Mar 28, 2022
Shamo is a really hard sell for me. You get this duality in story writing where, on one side, you feel like he's meant to be completely ostracized and despised as a human being, where even the possibility of pitying Ryo is depreciated. He's shown to be self-righteous and delusional in his mental gymnastics of having murdered his parents, yet, on the other side, the author wants us to feel for Ryo even if he shows no real emotional evolution in his character arc, there is no progress in repentance or his internal processing of guilt. The reader is served fac-simile redemption moments with no
...
substance behind them. The manga lacks, overall, real realism (forgive the oxymoron) and offers fake realism: for a manga that wants to present a really difficult character with very adult themes and alleged gray POVs, it sticks an awful lot to black and white perspectives with very little to attenuate the abrasive shallowness of its takes. It reads like a straightedge straight-A student's fantasy of what living a morally challenging life is like.
It's funny because Shamo references 2 other works that own up to their concepts better than it does:
- Musashi/Vagabond: more nuanced and detailed about the guilt and mental struggle to live with murder in pursuit of strength and ego.

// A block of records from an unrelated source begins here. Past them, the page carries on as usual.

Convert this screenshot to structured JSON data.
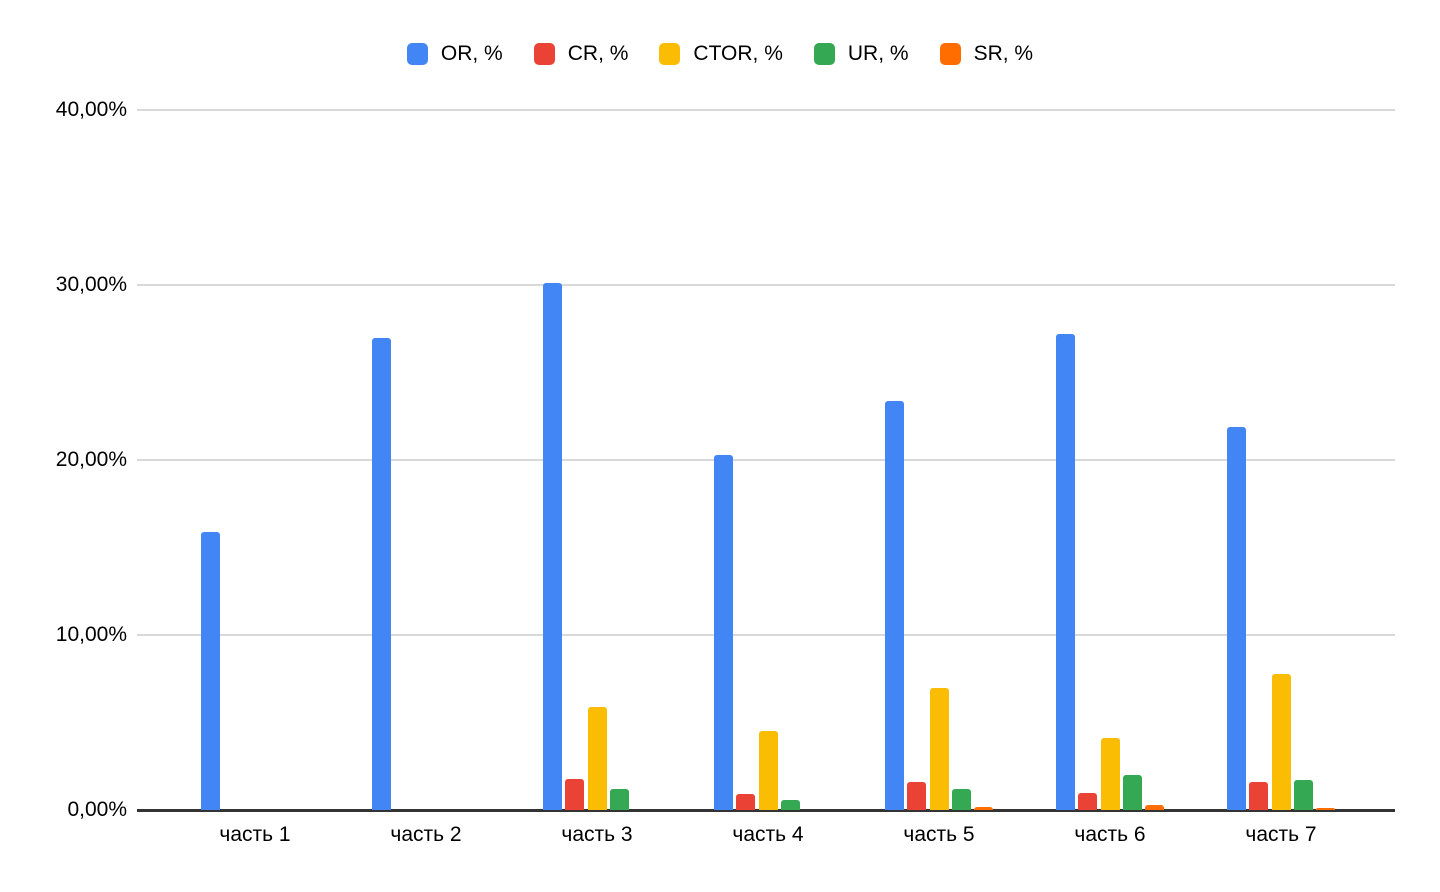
{
  "chart_data": {
    "type": "bar",
    "categories": [
      "часть 1",
      "часть 2",
      "часть 3",
      "часть 4",
      "часть 5",
      "часть 6",
      "часть 7"
    ],
    "series": [
      {
        "id": "or",
        "name": "OR, %",
        "color": "#4285F4",
        "values": [
          15.9,
          27.0,
          30.1,
          20.3,
          23.4,
          27.2,
          21.9
        ]
      },
      {
        "id": "cr",
        "name": "CR, %",
        "color": "#EA4335",
        "values": [
          0,
          0,
          1.8,
          0.9,
          1.6,
          1.0,
          1.6
        ]
      },
      {
        "id": "ctor",
        "name": "CTOR, %",
        "color": "#FBBC04",
        "values": [
          0,
          0,
          5.9,
          4.5,
          7.0,
          4.1,
          7.8
        ]
      },
      {
        "id": "ur",
        "name": "UR, %",
        "color": "#34A853",
        "values": [
          0,
          0,
          1.2,
          0.6,
          1.2,
          2.0,
          1.7
        ]
      },
      {
        "id": "sr",
        "name": "SR, %",
        "color": "#FF6D01",
        "values": [
          0,
          0,
          0,
          0,
          0.2,
          0.3,
          0.1
        ]
      }
    ],
    "title": "",
    "xlabel": "",
    "ylabel": "",
    "ylim": [
      0,
      40
    ],
    "yticks": [
      {
        "value": 0,
        "label": "0,00%"
      },
      {
        "value": 10,
        "label": "10,00%"
      },
      {
        "value": 20,
        "label": "20,00%"
      },
      {
        "value": 30,
        "label": "30,00%"
      },
      {
        "value": 40,
        "label": "40,00%"
      }
    ],
    "legend_position": "top",
    "grid": true,
    "colors": {
      "gridline": "#d9d9d9",
      "axis_line": "#333333",
      "tick_label": "#000000",
      "background": "#ffffff"
    }
  }
}
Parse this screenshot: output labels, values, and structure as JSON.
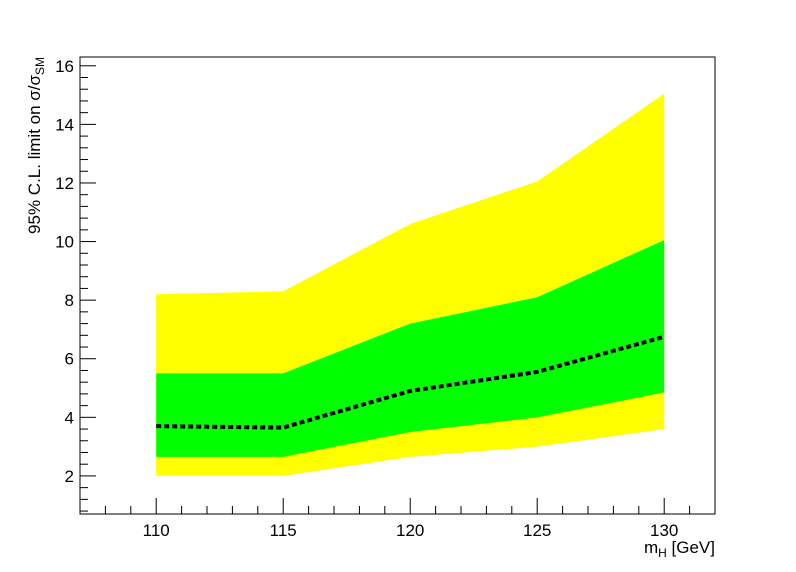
{
  "chart_data": {
    "type": "area",
    "x": [
      110,
      115,
      120,
      125,
      130
    ],
    "xlabel": {
      "main": "m",
      "sub": "H",
      "unit": " [GeV]"
    },
    "ylabel": {
      "main": "95% C.L. limit on σ/σ",
      "sub": "SM"
    },
    "xlim": [
      107,
      132
    ],
    "ylim": [
      0.7,
      16.3
    ],
    "xticks": [
      110,
      115,
      120,
      125,
      130
    ],
    "yticks": [
      2,
      4,
      6,
      8,
      10,
      12,
      14,
      16
    ],
    "grid": false,
    "legend": "none",
    "series": [
      {
        "role": "band-2sigma",
        "color": "#ffff00",
        "lower": [
          2.0,
          2.0,
          2.65,
          3.0,
          3.6
        ],
        "upper": [
          8.2,
          8.3,
          10.6,
          12.05,
          15.05
        ]
      },
      {
        "role": "band-1sigma",
        "color": "#00ff00",
        "lower": [
          2.65,
          2.65,
          3.5,
          4.0,
          4.85
        ],
        "upper": [
          5.5,
          5.5,
          7.2,
          8.1,
          10.05
        ]
      },
      {
        "role": "expected-median",
        "color": "#000000",
        "style": "dashed",
        "values": [
          3.7,
          3.65,
          4.9,
          5.55,
          6.75
        ]
      }
    ]
  }
}
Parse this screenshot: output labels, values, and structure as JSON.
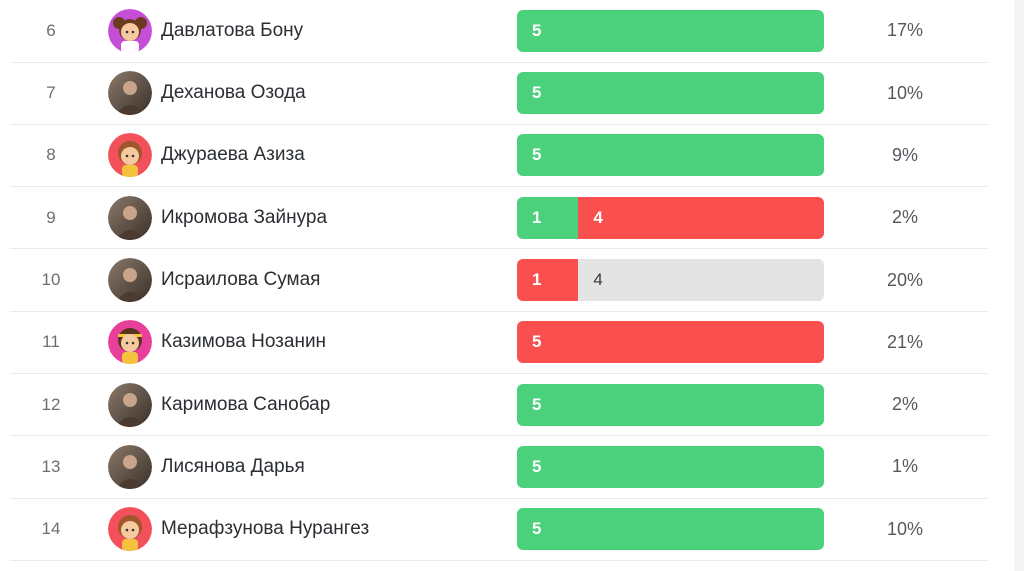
{
  "colors": {
    "green": "#4bd17b",
    "red": "#fa4f4f",
    "gray": "#e4e4e4",
    "gray_text": "#3a3a3a"
  },
  "rows": [
    {
      "rank": "6",
      "name": "Давлатова Бону",
      "avatar": "girl-icon-purple",
      "segments": [
        {
          "value": "5",
          "color": "green"
        }
      ],
      "percent": "17%"
    },
    {
      "rank": "7",
      "name": "Деханова Озода",
      "avatar": "photo-avatar",
      "segments": [
        {
          "value": "5",
          "color": "green"
        }
      ],
      "percent": "10%"
    },
    {
      "rank": "8",
      "name": "Джураева Азиза",
      "avatar": "girl-icon-red",
      "segments": [
        {
          "value": "5",
          "color": "green"
        }
      ],
      "percent": "9%"
    },
    {
      "rank": "9",
      "name": "Икромова Зайнура",
      "avatar": "photo-avatar",
      "segments": [
        {
          "value": "1",
          "color": "green"
        },
        {
          "value": "4",
          "color": "red"
        }
      ],
      "percent": "2%"
    },
    {
      "rank": "10",
      "name": "Исраилова Сумая",
      "avatar": "photo-avatar",
      "segments": [
        {
          "value": "1",
          "color": "red"
        },
        {
          "value": "4",
          "color": "gray"
        }
      ],
      "percent": "20%"
    },
    {
      "rank": "11",
      "name": "Казимова Нозанин",
      "avatar": "girl-icon-pink",
      "segments": [
        {
          "value": "5",
          "color": "red"
        }
      ],
      "percent": "21%"
    },
    {
      "rank": "12",
      "name": "Каримова Санобар",
      "avatar": "photo-avatar",
      "segments": [
        {
          "value": "5",
          "color": "green"
        }
      ],
      "percent": "2%"
    },
    {
      "rank": "13",
      "name": "Лисянова Дарья",
      "avatar": "photo-avatar",
      "segments": [
        {
          "value": "5",
          "color": "green"
        }
      ],
      "percent": "1%"
    },
    {
      "rank": "14",
      "name": "Мерафзунова Нурангез",
      "avatar": "girl-icon-red",
      "segments": [
        {
          "value": "5",
          "color": "green"
        }
      ],
      "percent": "10%"
    }
  ]
}
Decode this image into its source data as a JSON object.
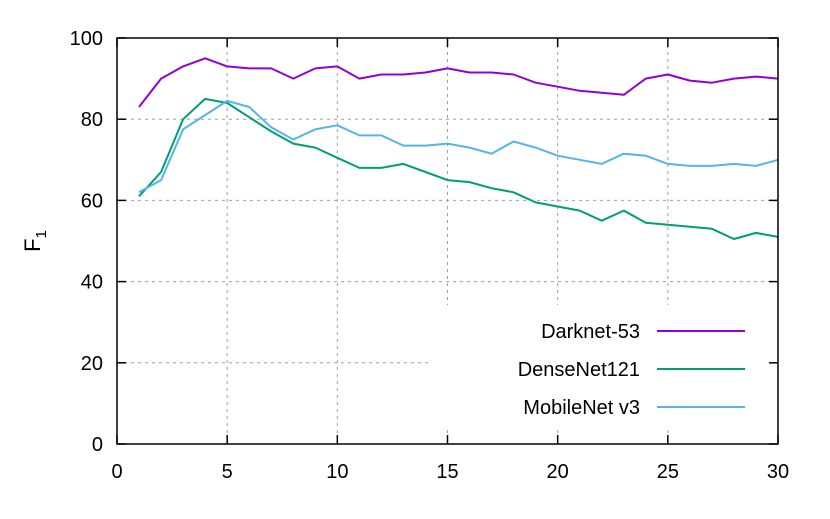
{
  "chart_data": {
    "type": "line",
    "title": "",
    "xlabel": "",
    "ylabel": "F",
    "ylabel_subscript": "1",
    "xlim": [
      0,
      30
    ],
    "ylim": [
      0,
      100
    ],
    "xticks": [
      0,
      5,
      10,
      15,
      20,
      25,
      30
    ],
    "yticks": [
      0,
      20,
      40,
      60,
      80,
      100
    ],
    "grid": true,
    "legend_position": "bottom-right",
    "x": [
      1,
      2,
      3,
      4,
      5,
      6,
      7,
      8,
      9,
      10,
      11,
      12,
      13,
      14,
      15,
      16,
      17,
      18,
      19,
      20,
      21,
      22,
      23,
      24,
      25,
      26,
      27,
      28,
      29,
      30
    ],
    "series": [
      {
        "name": "Darknet-53",
        "color": "#9400d3",
        "values": [
          83,
          90,
          93,
          95,
          93,
          92.5,
          92.5,
          90,
          92.5,
          93,
          90,
          91,
          91,
          91.5,
          92.5,
          91.5,
          91.5,
          91,
          89,
          88,
          87,
          86.5,
          86,
          90,
          91,
          89.5,
          89,
          90,
          90.5,
          90
        ]
      },
      {
        "name": "DenseNet121",
        "color": "#009e73",
        "values": [
          61,
          67,
          80,
          85,
          84,
          80.5,
          77,
          74,
          73,
          70.5,
          68,
          68,
          69,
          67,
          65,
          64.5,
          63,
          62,
          59.5,
          58.5,
          57.5,
          55,
          57.5,
          54.5,
          54,
          53.5,
          53,
          50.5,
          52,
          51
        ]
      },
      {
        "name": "MobileNet v3",
        "color": "#56b4e9",
        "values": [
          62,
          65,
          77.5,
          81,
          84.5,
          83,
          78,
          75,
          77.5,
          78.5,
          76,
          76,
          73.5,
          73.5,
          74,
          73,
          71.5,
          74.5,
          73,
          71,
          70,
          69,
          71.5,
          71,
          69,
          68.5,
          68.5,
          69,
          68.5,
          70
        ]
      }
    ]
  }
}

- Baki: more bonkers and nutso ridiculous macho power-creeping villainous characters, committed to the silliness and the exaggeration.
It may be why it's so frustrating since it tries to tackle a lot and comes close to developing interesting story points, however it do so very mildly or 180s the wrong way.
[light spoilers]
The series is reset completely at random intervals, with the last arcs being ridiculously uninteresting, out of place and mis-paced. You forget Ryo's presence in the story, following either a DBZ-trope shonen villain OR an infuriatingly "lore invalidating" duo, reminiscent of a bad Ichi the Killer ripoff, as they negate any pre-established boundary in the series and are allowed to pull the dumbest manoeuvres unchecked by the reality of Shamo's universe.
The Toma arc is set up with a nice premise and its "ruining a hero" mandate is enticing for a story about a tormented villain archetype, however I feel like it didn't pay out as it should have -- we're left with an abrupt end without a real grasp on the consequences of the arc, its lacking the fallen saviour complex POV.
The end scene as a concept is good in my opinion for its mundane qualities, it solidifies this "realist" aspect the manga had been struggling to bring forth the whole time.
Art's good for the most part.
Still enjoyed the first half because I have goblin brain syndrome and fighting scenes tickle its fancy + it happens in a restrained environment and that also hits my special spot.